Many applications can be used to process jar files as well as zip files. In as much as they use the same container, they ARE the same type of files. In as much as the purpose is different, there should be another data to be read somewhere. Remember you could change the "separate" metadata from application/zip to application/jar - so ALL the confusion that results from decisions taken by examining file content are all possible in decisions taken by examining the separate metadata.
But in this separate metadata, not only the OS might attempt running a zip application on a jar file, it could also run photoshop on an excel sheet. Which is a much more varied possibility, testing against is many orders of magnitude more difficult than testing security of zip applications opening jar files, and hence much much more risky.
As soon as the contents could be malicious, and you're running even a regexp of any complexity on it, it's a risk.
Yes, so rather than execute a regexp of "any complexity", just run a multi-megabyte application on it because that is not a risk.
Encoding it into the filename itself is shoving metadata into other metadata. There's even a metadata separator involved here, the period in between! As such, they should be two separate and independently changeable pieces of information. Parsing the filename to work how to interpret the data inside is a nonsense, when you could just store "filename" (without the extension) and "filetype" separately. This also allows .jpg and .jpeg to be seen as the same thing (which they are!) and not require two separate and confusing entries!

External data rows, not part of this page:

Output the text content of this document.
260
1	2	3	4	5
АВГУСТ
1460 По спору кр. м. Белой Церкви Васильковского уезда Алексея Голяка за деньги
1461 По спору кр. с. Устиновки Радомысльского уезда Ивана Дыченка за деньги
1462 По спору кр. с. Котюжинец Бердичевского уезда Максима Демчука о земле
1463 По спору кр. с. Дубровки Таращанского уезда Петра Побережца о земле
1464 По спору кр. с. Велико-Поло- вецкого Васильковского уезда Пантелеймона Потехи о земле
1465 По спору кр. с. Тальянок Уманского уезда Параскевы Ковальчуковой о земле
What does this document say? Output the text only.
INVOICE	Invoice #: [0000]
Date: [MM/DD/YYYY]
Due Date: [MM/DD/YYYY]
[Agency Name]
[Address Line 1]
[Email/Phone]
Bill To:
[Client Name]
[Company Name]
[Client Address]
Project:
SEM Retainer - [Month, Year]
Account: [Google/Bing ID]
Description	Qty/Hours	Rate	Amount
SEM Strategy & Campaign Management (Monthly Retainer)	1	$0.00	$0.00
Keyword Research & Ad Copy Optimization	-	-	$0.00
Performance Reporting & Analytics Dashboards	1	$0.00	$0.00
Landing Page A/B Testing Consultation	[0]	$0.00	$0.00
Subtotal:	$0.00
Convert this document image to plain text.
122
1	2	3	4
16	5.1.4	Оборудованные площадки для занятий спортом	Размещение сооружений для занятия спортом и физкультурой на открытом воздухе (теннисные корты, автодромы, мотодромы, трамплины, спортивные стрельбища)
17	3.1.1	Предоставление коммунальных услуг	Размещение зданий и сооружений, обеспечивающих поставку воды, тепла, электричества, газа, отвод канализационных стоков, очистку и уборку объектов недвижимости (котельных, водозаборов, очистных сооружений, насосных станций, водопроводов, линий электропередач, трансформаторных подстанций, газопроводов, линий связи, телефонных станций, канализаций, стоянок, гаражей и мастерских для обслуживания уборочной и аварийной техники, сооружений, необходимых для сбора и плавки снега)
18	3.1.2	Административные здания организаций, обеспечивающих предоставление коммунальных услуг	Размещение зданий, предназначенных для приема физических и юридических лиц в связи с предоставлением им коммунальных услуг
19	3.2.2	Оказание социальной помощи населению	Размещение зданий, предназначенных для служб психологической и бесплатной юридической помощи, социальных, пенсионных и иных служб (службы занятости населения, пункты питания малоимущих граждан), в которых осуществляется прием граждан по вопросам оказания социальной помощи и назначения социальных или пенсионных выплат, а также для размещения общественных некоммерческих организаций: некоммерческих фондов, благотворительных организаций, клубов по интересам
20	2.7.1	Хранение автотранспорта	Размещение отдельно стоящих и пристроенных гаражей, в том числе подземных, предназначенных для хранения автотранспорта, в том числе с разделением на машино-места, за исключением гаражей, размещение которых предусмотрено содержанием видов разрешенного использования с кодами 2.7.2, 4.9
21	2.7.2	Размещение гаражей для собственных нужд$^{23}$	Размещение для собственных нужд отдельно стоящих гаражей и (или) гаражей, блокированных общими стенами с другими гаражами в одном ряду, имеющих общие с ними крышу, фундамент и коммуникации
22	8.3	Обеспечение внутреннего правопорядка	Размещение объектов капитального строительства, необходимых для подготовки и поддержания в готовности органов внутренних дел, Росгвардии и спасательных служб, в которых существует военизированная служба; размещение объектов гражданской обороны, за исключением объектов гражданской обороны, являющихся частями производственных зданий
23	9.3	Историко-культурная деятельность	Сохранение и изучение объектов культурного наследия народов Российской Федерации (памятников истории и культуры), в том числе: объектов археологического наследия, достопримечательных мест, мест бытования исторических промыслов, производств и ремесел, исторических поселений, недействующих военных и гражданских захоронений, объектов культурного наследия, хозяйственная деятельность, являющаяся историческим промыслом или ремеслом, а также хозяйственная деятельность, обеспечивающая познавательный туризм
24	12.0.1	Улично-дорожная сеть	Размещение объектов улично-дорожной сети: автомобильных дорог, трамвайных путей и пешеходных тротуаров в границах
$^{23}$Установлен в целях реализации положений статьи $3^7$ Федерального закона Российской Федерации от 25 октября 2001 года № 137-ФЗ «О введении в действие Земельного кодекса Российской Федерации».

Adding any in-data identifiers to existing files also means modifying the file, potentially modifying hashes and security on them.
Which is a good thing. A perl script IS different from an image, even though an image can be made to look like a perl script by relatively minimal change. Actual security scenario around the file has changed by that change in "in-data identifiers".
Changing the way they are interpreted on one machine will affect every machine they are visible on and require write-access to the file.
Which is again a good thing. A file triggering notepad by default being converted into a file triggering photoshop by default IS a modification to the file's most common behaviour. Why should it not require a write access?
I think either you don't know what you are talking about, or you haven't understood the thread subject at all. I repeat my example - "The context is that OS components need to distinguish between an image and a perl script."